Anders als im Bereich Mode. "Die Modebranche hat es besonders schwer getroffen", sagt Andreas Gärtner. Jüngstes Beispiel sei die große Modekette Adler, die jüngst Insolvenz anmeldete. Und auch in den übrigen Geschäftsbereichen würden durch das Abholgeschäft nur etwa zehn Prozent des üblichen Umsatzes erreicht, sagt der Chef des schwäbischen Handelsverbands.
Die Beratung läuft jetzt telefonisch
"Das jetzige Geschäft ist nur ein Tropfen auf den heißen Stein", sagt auch Jörg Michel vom Modegeschäft Stammel und Schöffel in Schwabmünchen. Bei ihm gehen die Bestellungen telefonisch, über E-Mails und über Whatsapp ein. Einen Online-Shop gibt es nicht. Das ist laut Michel aber nicht unbedingt ein Nachteil: "Die Beratung, die die Kunden sonst im Laden kriegen, bekommen sie jetzt telefonisch." Michel ist es wichtig, mit den Kunden in Kontakt zu bleiben. "Sie sind froh, mit uns kommunizieren zu können."
Die Kleidung liefert Stammel und Schöffel auch aus. "So können Kunden mehrere Sachen bestellen und sie auch anprobieren." Wenn etwas nicht passt, schicken sie es zurück. Das Angebot würde insgesamt gut angenommen, sagt Michel und ist froh: "Wenigstens können wir trotz weniger Umsatz ein bisschen was verkaufen."
Deutlich weniger Umsatz macht auch Peter Pfleger, Chef von Spiel und Freizeit in Gersthofen. Er sagt: "Mit Click & Collect können wir nur einen Bruchteil des üblichen Umsatzes erreichen." Pfleger sieht dieses Modell mehr als Service für den Kunden, der seit einigen Wochen wieder vorbeikommen und bestelltes Spielzeug kaufen könne. "Die Resonanz ist riesig", meint Pfleger. Auch wenn sich die finanziellen Verluste des großen Einzelhändlers damit nicht auffangen ließen.

Mit jedem Tag des Lockdowns wächst die Not der Einzelhändler
Aus Sicht der Industrie- und Handelskammer Schwaben (IHK) wächst mit jedem Tag des Lockdowns die Not der Einzelhändler. Es dürfe nicht vergessen werden, dass das Abholgeschäft mit einem erhöhten Organisationsaufwand für den Händler verbunden ist, sagt IHK-Sprecherin Franziska Behrenz: "Zeitfenster müssen koordiniert, eine Abholstelle entsprechend den Vorgaben aufgebaut und eine Rechnung ausgestellt werden. Und das im Zweifelsfall für drei Kugelschreiber." Deshalb sei die finanzielle Unterstützung für viele weiterhin extrem wichtig. Das Problem: Bei vielen kommt diese offenbar nicht oder nur schleppend an.

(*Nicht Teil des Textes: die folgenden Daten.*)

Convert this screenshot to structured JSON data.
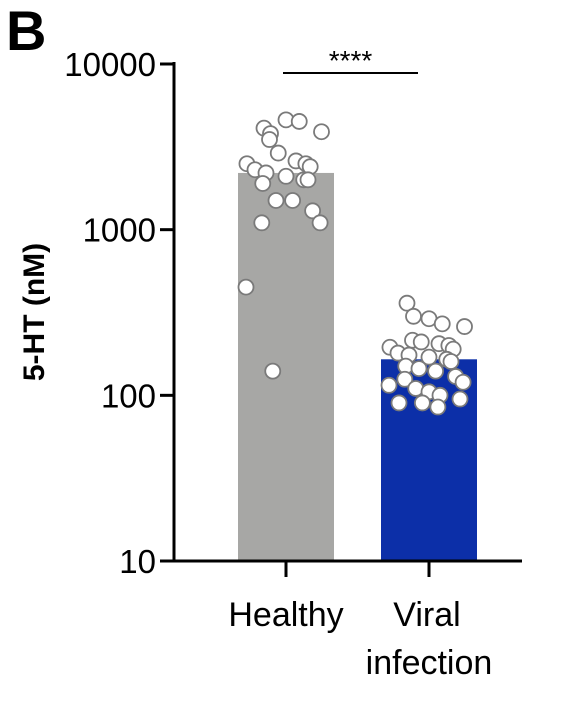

"Die Zugangshürden zur Unterstützung waren viel zu kompliziert", sagt Andreas Gärtner, Chef des schwäbischen Handelsverbands. Selbst Steuerberater hätten in den vergangenen Monaten nicht mehr durchgeblickt, wie Hilfe zu beantragen ist. Gärtner: "Wie soll das dann der kleine Händler schaffen?" Am Dienstag hatte die Bundesregierung angekündigt, die Finanzspritzen leichter zugänglich zu machen. Außerdem will man dafür sorgen, dass das Geld schneller ankommt. "Das ist jetzt unsere Hoffnung", sagt Gärtner. "Noch ist das Geld bei vielen aber nicht auf dem Konto."